I haven't used it, seeing as i don't grow..nor have i heard anything good or bad about it being used by friends. I don't see why you couldn't use it, it seems safe, but i really don't know too much about growing. 

Good luck!


----------



## $hocker paintball (Jun 21, 2006)

Can anyone who grows help my ass out?


----------



## skunk (Jun 21, 2006)

i have an extra roll of charmin .


----------



## Biffdoggie (Jun 21, 2006)

Give it a rest, we saw the first two posts. It appears no one uses it.


----------



## $hocker paintball (Jun 21, 2006)

Chill old man...thought i'd try.


----------



## Biffdoggie (Jun 21, 2006)

I ain't old, I'm only 26. I understand you're looking for info but there's no need to spam.


----------



## $hocker paintball (Jun 22, 2006)

alright man its all good ic where your comin from


----------



## THE BROTHER'S GRUNT (Jun 22, 2006)

$hocker paintball said:
			
		

> Chill old man...thought i'd try.


*I see you made friends over here real quick. Talking to members like this won't get you anywhere except in trouble with other members. Just thought i'd toss that out for ya.*


----------



## Mutt (Jun 22, 2006)

All right been around seeing triple post deletions and now 4 red bars. and Calling Biffdoggie old. well I'm ancient and a few members on here are methuzala. 

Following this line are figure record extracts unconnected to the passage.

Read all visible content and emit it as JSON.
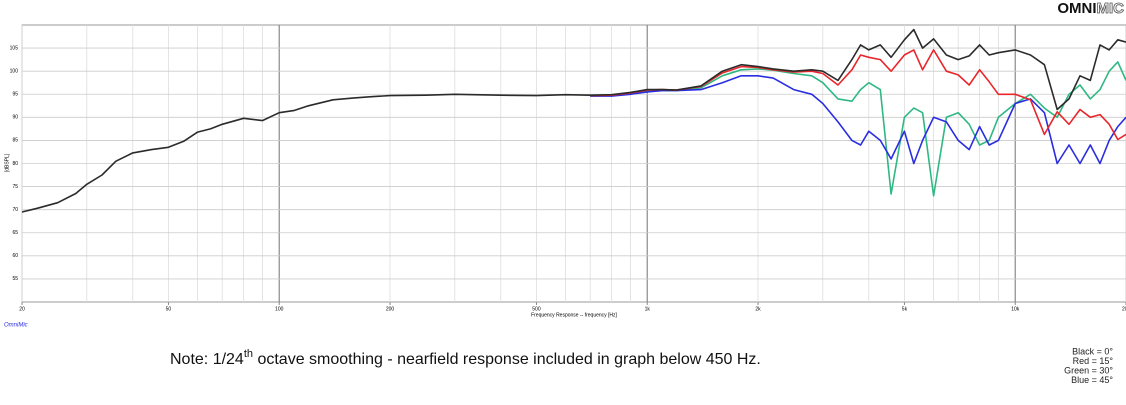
{
  "chart_data": {
    "type": "line",
    "logo": {
      "bold": "OMNI",
      "light": "MIC"
    },
    "y_label": "[dBSPL]",
    "x_label": "Frequency Response -- frequency [Hz]",
    "watermark": "OmniMic",
    "note": {
      "before": "Note: 1/24",
      "sup": "th",
      "after": " octave smoothing - nearfield response included in graph below 450 Hz."
    },
    "log_x": true,
    "grid": true,
    "xlim": [
      20,
      20000
    ],
    "xticks": [
      20,
      50,
      100,
      200,
      500,
      {
        "value": 1000,
        "label": "1k"
      },
      {
        "value": 2000,
        "label": "2k"
      },
      {
        "value": 5000,
        "label": "5k"
      },
      {
        "value": 10000,
        "label": "10k"
      },
      {
        "value": 20000,
        "label": "20k"
      }
    ],
    "ylim": [
      50,
      110
    ],
    "yticks": [
      55,
      60,
      65,
      70,
      75,
      80,
      85,
      90,
      95,
      100,
      105
    ],
    "x": [
      20,
      22,
      25,
      28,
      30,
      33,
      36,
      40,
      45,
      50,
      55,
      60,
      65,
      70,
      80,
      90,
      100,
      110,
      120,
      140,
      160,
      180,
      200,
      250,
      300,
      400,
      500,
      600,
      700,
      800,
      900,
      1000,
      1100,
      1200,
      1400,
      1600,
      1800,
      2000,
      2200,
      2500,
      2800,
      3000,
      3300,
      3600,
      3800,
      4000,
      4300,
      4600,
      5000,
      5300,
      5600,
      6000,
      6500,
      7000,
      7500,
      8000,
      8500,
      9000,
      10000,
      11000,
      12000,
      13000,
      14000,
      15000,
      16000,
      17000,
      18000,
      19000,
      20000
    ],
    "series": [
      {
        "name": "Green = 30°",
        "color": "#2fb883",
        "values": [
          null,
          null,
          null,
          null,
          null,
          null,
          null,
          null,
          null,
          null,
          null,
          null,
          null,
          null,
          null,
          null,
          null,
          null,
          null,
          null,
          null,
          null,
          null,
          null,
          null,
          null,
          null,
          null,
          94.6,
          94.7,
          95.1,
          95.7,
          95.8,
          95.8,
          96.4,
          99,
          100.3,
          100.5,
          100.2,
          99.5,
          99,
          97.5,
          94,
          93.5,
          96,
          97.5,
          96,
          73.4,
          90,
          92,
          91,
          73,
          90,
          91,
          88.5,
          84,
          85,
          90,
          93,
          95,
          92,
          90,
          95,
          97,
          94,
          96,
          100,
          102,
          98
        ]
      },
      {
        "name": "Blue = 45°",
        "color": "#2a2ee0",
        "values": [
          null,
          null,
          null,
          null,
          null,
          null,
          null,
          null,
          null,
          null,
          null,
          null,
          null,
          null,
          null,
          null,
          null,
          null,
          null,
          null,
          null,
          null,
          null,
          null,
          null,
          null,
          null,
          null,
          94.6,
          94.6,
          95,
          95.5,
          95.8,
          95.8,
          96,
          97.5,
          99,
          99,
          98.5,
          96,
          95,
          93,
          89,
          85,
          84,
          87,
          85,
          81,
          87,
          80,
          85,
          90,
          89,
          85,
          83,
          88,
          84,
          85,
          93,
          94,
          91,
          80,
          84,
          80,
          84,
          80,
          85,
          88,
          90
        ]
      },
      {
        "name": "Red = 15°",
        "color": "#e8262b",
        "values": [
          null,
          null,
          null,
          null,
          null,
          null,
          null,
          null,
          null,
          null,
          null,
          null,
          null,
          null,
          null,
          null,
          null,
          null,
          null,
          null,
          null,
          null,
          null,
          null,
          null,
          null,
          null,
          null,
          94.7,
          94.8,
          95.3,
          95.9,
          96,
          95.9,
          96.7,
          99.6,
          101,
          100.8,
          100.3,
          99.8,
          100,
          99.5,
          97,
          100.3,
          103.5,
          103,
          102.5,
          100,
          103.5,
          104.6,
          100.3,
          104.6,
          100,
          99.2,
          97,
          100.3,
          97.7,
          95,
          95,
          93.8,
          86.3,
          91.2,
          88.5,
          91.7,
          90,
          90.6,
          88.5,
          85.2,
          86.3
        ]
      },
      {
        "name": "Black = 0°",
        "color": "#2b2b2b",
        "values": [
          69.5,
          70.3,
          71.5,
          73.5,
          75.5,
          77.5,
          80.5,
          82.3,
          83,
          83.5,
          84.8,
          86.8,
          87.5,
          88.5,
          89.8,
          89.3,
          91,
          91.5,
          92.5,
          93.8,
          94.2,
          94.5,
          94.7,
          94.8,
          95,
          94.8,
          94.7,
          94.9,
          94.8,
          94.9,
          95.4,
          96,
          96,
          95.9,
          96.8,
          100,
          101.4,
          101,
          100.5,
          100,
          100.3,
          100,
          98,
          102.5,
          105.7,
          104.6,
          105.7,
          103,
          106.8,
          109,
          105,
          107,
          103.5,
          102.5,
          103.3,
          105.7,
          103.5,
          104,
          104.6,
          103.5,
          101.4,
          91.7,
          94,
          99,
          98,
          105.7,
          104.6,
          106.8,
          106.3
        ]
      }
    ],
    "legend_position": "bottom-right"
  }
}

Due to the series of posts that this user has made. I have all I need to make a determination that he is not of age to be on this site. I hope that others will respect our guidlines and at least read them prior to signing up.
This site is for 18+ members only.


----------



## Biffdoggie (Jun 22, 2006)

Methuzala, now there's a reference you don't hear everyday!


----------



## Hick (Jun 22, 2006)

Biffdoggie said:
			
		

> Methuzala, now there's a reference you don't hear everyday!


...and I'm not sure that it is a term of endearment either....


----------



## Stoney Bud (Jun 22, 2006)

Hick said:
			
		

> ...and I'm not sure that it is a term of endearment either....


Holy Crap! What does that make me?


----------



## skunk (Jun 23, 2006)

yeap thats right mutt i figure from his name he was a minor and did not like that $ symbol either bye his name. made me think he was a minor tryin to be a dealer and i myself am not a dealer and hope no one else in here is i hate the thought about my weed getting in the hands of innocent kids. how old was he anyways.


----------



## Mutt (Jun 23, 2006)

skunk said:
			
		

> how old was he anyways.


 
It is not known, but when acting like a teenager and referenceing people as "old man" sends a flag that they are not over 18. His ban gets lifted in a year. lets see if he grows up by then.


----------



## skunk (Jun 23, 2006)

i was thinking somewhere in the neighborhood of 14 or 15. not too many 16 year olds play paintball there more interested in driving cars, dates at movies ect. anyways who knows.


----------



## johnp (Feb 10, 2011)

ethylene is good for the ripening of fruit cant find anyone who  has used it but test little bit if u have the ability to differ what you do with different groups of plants and keep track of how it works and let us know.


----------



## dman1234 (Feb 10, 2011)

4.5 yrs gotta be a record.  lol


----------